The proposal raises “a ton of red flags,” Jenna Mehnert, director of the National Alliance on Mental Illness Maine, told the Maine Public Broadcasting Network.
The concern centers on what are known as forensic patients. Judges have found these patients either not competent to stand trial or not criminally responsible for the crimes they were charged with, and they have committed them to Riverview. There, they remain under the custody of the Department of Health and Human Services. Holding them in a prison would violate judges’ orders.
The forensic unit at Riverview is typically full, with another eight to 10 people usually awaiting an open bed there.

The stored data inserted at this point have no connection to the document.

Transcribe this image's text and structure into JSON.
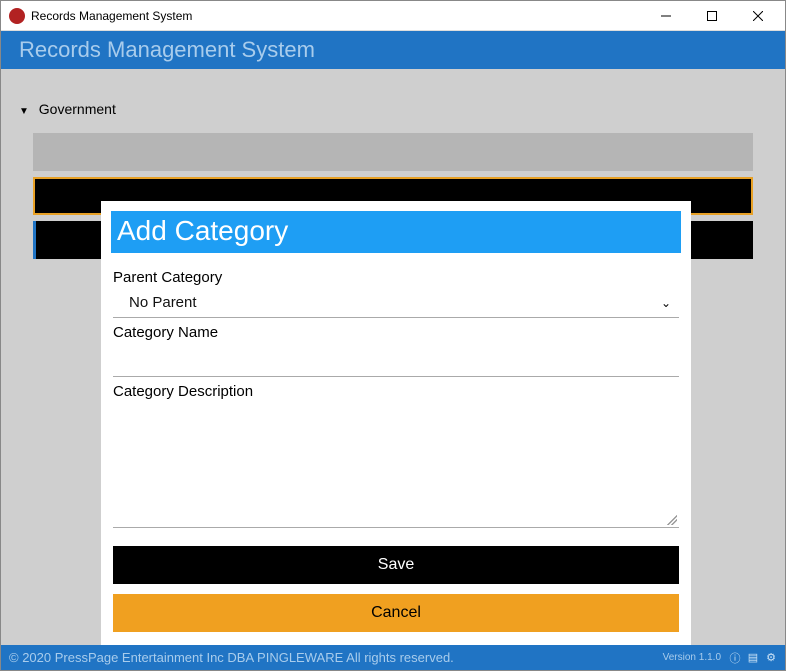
{
  "titlebar": {
    "title": "Records Management System"
  },
  "header": {
    "title": "Records Management System"
  },
  "tree": {
    "root_label": "Government"
  },
  "modal": {
    "title": "Add Category",
    "parent_label": "Parent Category",
    "parent_value": "No Parent",
    "name_label": "Category Name",
    "name_value": "",
    "desc_label": "Category Description",
    "desc_value": "",
    "save_label": "Save",
    "cancel_label": "Cancel"
  },
  "footer": {
    "copyright": "© 2020 PressPage Entertainment Inc DBA PINGLEWARE  All rights reserved.",
    "version": "Version 1.1.0"
  },
  "icons": {
    "minimize": "minimize-icon",
    "maximize": "maximize-icon",
    "close": "close-icon",
    "info": "info-icon",
    "db": "database-icon",
    "gear": "gear-icon"
  }
}
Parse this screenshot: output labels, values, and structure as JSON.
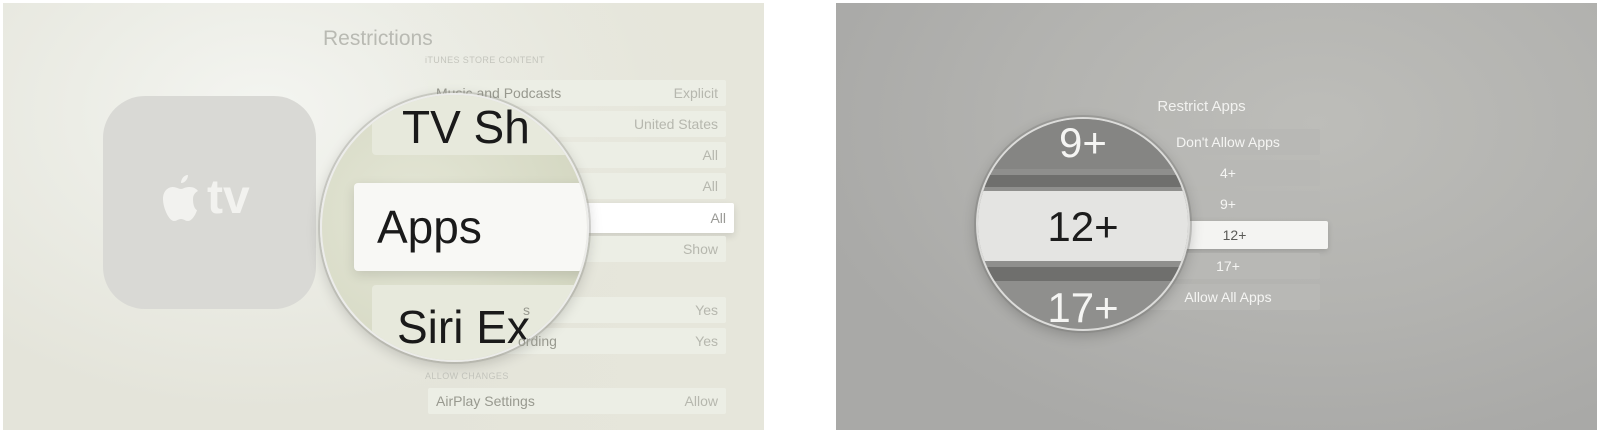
{
  "left_screen": {
    "title": "Restrictions",
    "section_top": "iTUNES STORE CONTENT",
    "section_allow": "ALLOW CHANGES",
    "logo_text": "tv",
    "rows": [
      {
        "label": "Music and Podcasts",
        "value": "Explicit"
      },
      {
        "label": "",
        "value": "United States"
      },
      {
        "label": "",
        "value": "All"
      },
      {
        "label": "",
        "value": "All"
      },
      {
        "label": "",
        "value": "All"
      },
      {
        "label": "",
        "value": "Show"
      },
      {
        "label": "",
        "value": "Yes"
      },
      {
        "label": "",
        "value": "Yes"
      },
      {
        "label": "AirPlay Settings",
        "value": "Allow"
      }
    ],
    "magnifier": {
      "top_text": "TV Sh",
      "focus_text": "Apps",
      "bottom_text": "Siri Ex",
      "row_fragment_1": "s",
      "row_fragment_2": "ording"
    }
  },
  "right_screen": {
    "title": "Restrict Apps",
    "options": [
      "Don't Allow Apps",
      "4+",
      "9+",
      "12+",
      "17+",
      "Allow All Apps"
    ],
    "selected_option": "12+",
    "magnifier": {
      "above": "9+",
      "focus": "12+",
      "below": "17+"
    }
  },
  "colors": {
    "selected_row": "#ffffff",
    "right_background": "#b3b3b0"
  }
}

DHHS has used the terms “forensic” and “violent” interchangeably. But not all forensic patients are violent and not all violent patients come to Riverview through the court system.
When speaking of the new 21-bed building to MPBN, DHHS Commissioner Mary Mayhew said it would be used to house patients who no longer needed clinical care but had not received a judge’s permission to be placed in a community setting. Such patients would generally not be violent, but Mayhew described the facility as “secure.”
According to Wathen, there aren’t 21 patients who no longer need clinical services at Riverview who would supposedly be eligible for the new facility. DHHS did not respond to an email asking for clarity on which patients would be housed at the new facility.
The department’s changing plans for forensic and violent patients and the lack of details about a proposed new building at Riverview are serious concerns, as is the lack of clarity on the source of funding for construction and staffing of the new facility.
It’s DHHS’ responsibility to offer more details before it moves forward with such a significant change at Riverview, so the public can be assured that the move is one based on improving patient care.